Learn some simple breathing techniques for the tense moments, and you'll unclench and feel it less. If you happen to be squeamish about needles or blood, share this with your tat artist and arrange not to watch. You can also try these other ways to limit pain.
One way to reduce pain is to rub in some numbing cream or topical anesthesia. 2021 research shows that topical anesthesia is effective in reducing pain because it affects nerve endings to desensitize the area to be tattooed. Use this as a last resort, however. Its effectiveness varies, and your body will produce pain-blocking endorphins once the session starts, so the hassle may outweigh the benefit.
Always check in advance with your tattoo artist about using a numbing agent. Some prefer not to work with them. Numbing cream comes in water-based cream and in gel or spray.
Mindfulness is a technique of staying present in the moment, paying attention to now, not what just happened or what's next. It's very tricky, because 'now' is over as soon as you notice it. But, if you're not reflecting on the pain that just happened, or stressing over the pain to come, you observe yourself feeling discomfort for a nanosecond, and then it's gone. You're not hanging onto your pain. You're continually letting it go.
Meditation is just an extended version of mindfulness. Pay attention to your breathing and try to empty your mind. The pain goes with the thoughts. You'd have to be a meditation master to feel nothing - but you can diminish the pain's power by shifting your attention away from it.
A 2017 study showed that hypnosis, even self-hypnosis, is effective for pain management. According to Palliative Care: Research and Treatment, hypnosis is a state of consciousness where you are detached from your current environment.

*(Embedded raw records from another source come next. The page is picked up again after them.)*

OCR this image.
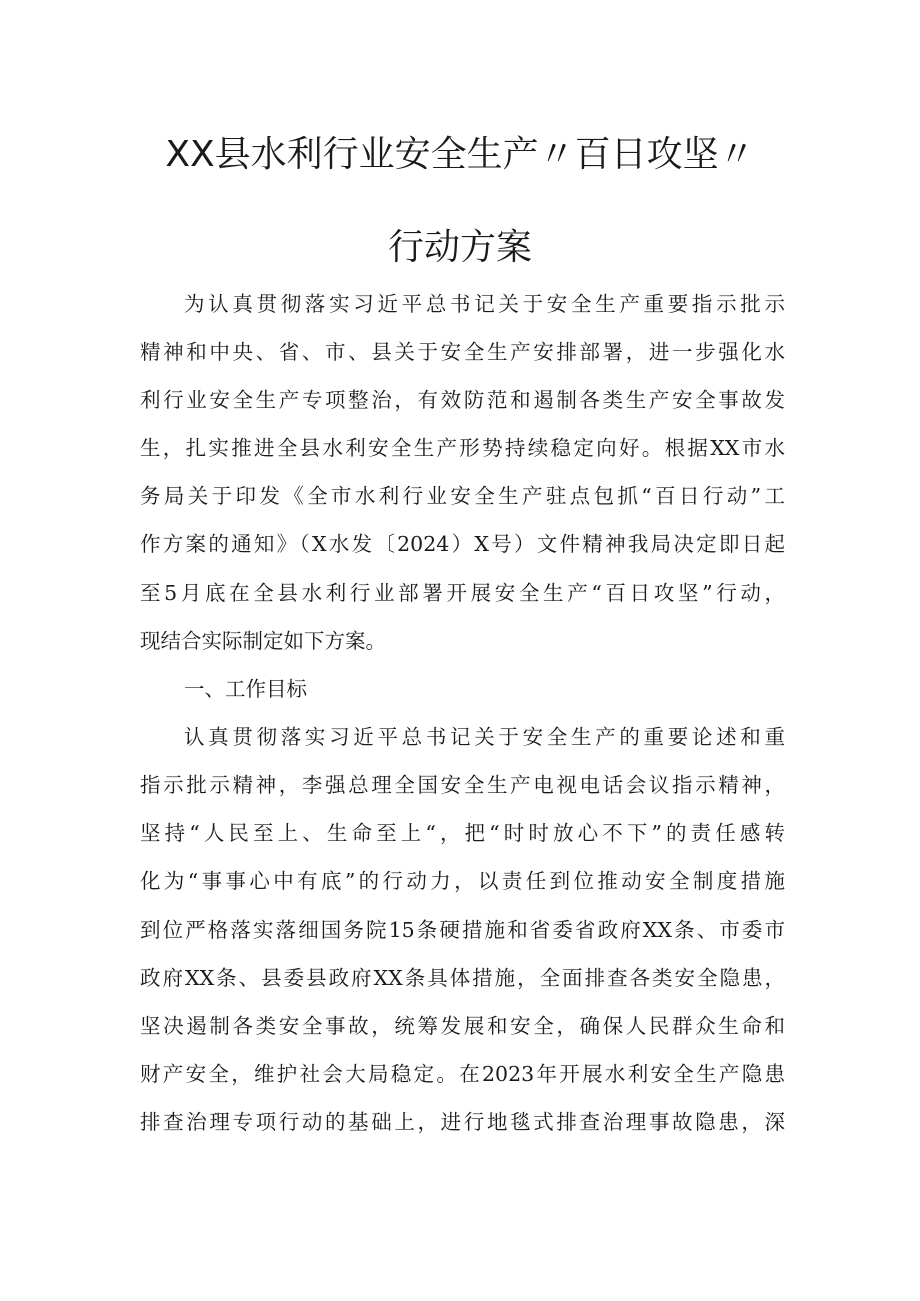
XX县水利行业安全生产〃百日攻坚〃
行动方案
为认真贯彻落实习近平总书记关于安全生产重要指示批示
精神和中央、省、市、县关于安全生产安排部署，进一步强化水
利行业安全生产专项整治，有效防范和遏制各类生产安全事故发
生，扎实推进全县水利安全生产形势持续稳定向好。根据XX市水
务局关于印发《全市水利行业安全生产驻点包抓“百日行动”工
作方案的通知》（X水发〔2024）X号）文件精神我局决定即日起
至5月底在全县水利行业部署开展安全生产“百日攻坚”行动，
现结合实际制定如下方案。
一、工作目标
认真贯彻落实习近平总书记关于安全生产的重要论述和重
指示批示精神，李强总理全国安全生产电视电话会议指示精神，
坚持“人民至上、生命至上“，把“时时放心不下”的责任感转
化为“事事心中有底”的行动力，以责任到位推动安全制度措施
到位严格落实落细国务院15条硬措施和省委省政府XX条、市委市
政府XX条、县委县政府XX条具体措施，全面排查各类安全隐患，
坚决遏制各类安全事故，统筹发展和安全，确保人民群众生命和
财产安全，维护社会大局稳定。在2023年开展水利安全生产隐患
排查治理专项行动的基础上，进行地毯式排查治理事故隐患，深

Give your artist a heads-up, so they won't think you've checked out when you're in self-hypnosis. Then close your eyes and consciously relax every body part from your toes to the top of your head. Slip into a vivid daydream about the most peaceful place you can imagine. Work all five senses to experience this place, almost like being inside a movie. The downside is you miss the tattooing experience. The upside is you miss the tattooing experience. Your call.
Once your tattoo is complete, you can relish in your accomplishment. You did it. You suffered, you survived, and now your skin is sporting some new artwork that is awesome. Thank the artist who got you through it. Congratulate yourself for managing the pain successfully.
Follow your aftercare instructions to the letter to prevent an infection or complication that will be painful. Use your newfound wisdom to plan your next tattoo. Then share your stoic tips with anyone who asks you if it really hurts a lot to get a tattoo.